GLOBAL MARKETS-Jump in coronavirus cases halts stock rally; dollar gains

(Adds U.S. market open, byline, dateline)

* Hubei province reports 14,840 new cases

* 10-year Treasury yields drop below 1.6%, European yields dip

* Euro struggles after slumping to near 3-year low

* World FX rates in 2020

NEW YORK/LONDON, Feb 13 (Reuters) - The dollar rose and global equity markets slumped on Thursday after a new methodology that sharply increased the death toll in China from the coronavirus unnerved investors and halted a rally that had lifted U.S. and European stocks to record peaks.

Chinese officials said 242 people died in Hubei province on Wednesday, the biggest daily rise since the virus emerged in the provincial capital of Wuhan in December.

Hubei had previously only allowed infections to be confirmed by RNA tests, which can take days, and began using computerised tomography (CT) scans to identify and isolate cases faster. The move effectively lowered the bar for classifying new infections.

As a result, 14,840 new cases were reported in the province on Thursday, up from 2,015 new cases nationwide a day earlier.

Investors sought safety in U.S. assets, pushing the yield on the 10-year U.S. Treasury note lower as the euro plunged to more than two-year lows against the dollar. The euro also fell to a four-and-a-half-year low against the Swiss franc.

The United States is expected to weather the economic impact of the virus better than the euro zone.

AXA Investment Manager’s chief economist Gilles Moec said the impact of the virus could be part of a “perfect storm” for Europe that hurts the economy for months before it gets compounded by a heated trade battle with the United States.

“We started with the premise that this virus would be worse than SARS and that has now become consensus,” Moec said.

“So attention turns to who is hit the hardest and Europe is among the usual suspects and Germany in particular, given China is its biggest export market. So the reaction of the exchange rate is probably rational,” he added.

The dollar index was flat, with the euro down 0.23% to $1.0846.

Europe’s main markets followed Asia into red, while stocks on Wall Street traded slightly lower to little changed.

MSCI’s gauge of stocks across the globe shed 0.16% and its emerging markets index lost 0.22%.

The pan-European STOXX 600 index lost 0.02%.

On Wall Street, the Dow Jones Industrial Average fell 68.43 points, or 0.23%, to 29,482.99. The S&P 500 lost 0.89 points, or 0.03%, to 3,378.56 and the Nasdaq Composite added 2.40 points, or 0.02%, to 9,728.37.

While the jump in reported coronavirus cases was unsettling, markets in Asia took the news in stride.

MSCI’s broadest index of Asia-Pacific shares outside Japan snapped two days of 1% gains to close 0.1% lower as most markets across the region posted modest declines.

“There is no panic on this,” said Frank Benzimra, head of Asia equity strategy at Societe Generale in Hong Kong, since the dramatic rise seems so far to be contained to Hubei.

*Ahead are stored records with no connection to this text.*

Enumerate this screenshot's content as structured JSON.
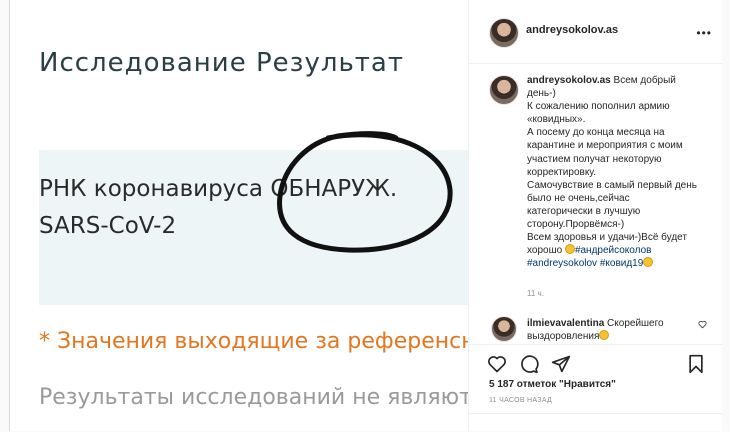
{
  "document": {
    "title": "Исследование  Результат",
    "rna_line": "РНК коронавируса  ОБНАРУЖ.",
    "virus_line": "SARS-CoV-2",
    "footnote": "* Значения выходящие за референсны",
    "results_line": "Результаты исследований не являются",
    "colors": {
      "title": "#2b3e44",
      "band": "#eef5f6",
      "footnote": "#e4761f"
    }
  },
  "header": {
    "username": "andreysokolov.as",
    "more_icon": "more-horizontal-icon"
  },
  "caption": {
    "username": "andreysokolov.as",
    "text": "Всем добрый день-)\nК сожалению пополнил армию «ковидных».\nА посему до конца месяца на карантине и мероприятия с моим участием получат некоторую корректировку.\nСамочувствие в самый первый день было не очень,сейчас категорически в лучшую сторону.Прорвёмся-)\nВсем здоровья и удачи-)Всё будет хорошо",
    "hashtag1": "#андрейсоколов",
    "hashtag2": "#andreysokolov",
    "hashtag3": "#ковид19",
    "time": "11 ч."
  },
  "comment": {
    "username": "ilmievavalentina",
    "text": "Скорейшего выздоровления"
  },
  "actions": {
    "icons": [
      "heart-icon",
      "comment-icon",
      "share-icon",
      "bookmark-icon"
    ]
  },
  "likes": "5 187 отметок \"Нравится\"",
  "posted_ago": "11 ЧАСОВ НАЗАД"
}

Oil prices rose, shrugging off bearish reports which cut back demand forecasts for this year on the back of the coronavirus outbreak in China, the world’s biggest oil importer.

Paring losses from earlier in the session, Brent crude rose 44 cents to $56.23 a barrel, while U.S. West Texas Intermediate (WTI) added 24 cents at $51.41 a barrel.

Benchmark 10-year notes last rose 3/32 in price to yield 1.6173%.

There was drama for Brexit-bound British markets.

The sudden resignation of the British finance minister Sajid Javid caused a jump in both sterling and British government bond yields amid bets his replacement, the 39 year-old Rishi Sunak, will beef up spending.

Javid’s departure, coming less than a month before he was due to deliver his first budget and after just 204 days on the job, made him the shortest-serving chancellor of the exchequer since 1970.

“I suspect he (Sunak) is likely to do whatever Boris Johnson tells him to do,” said Nomura economist George Buckley. “I don’t know what that means for the public finances and fiscal policy but I doubt it will mean tighter fiscal policy.”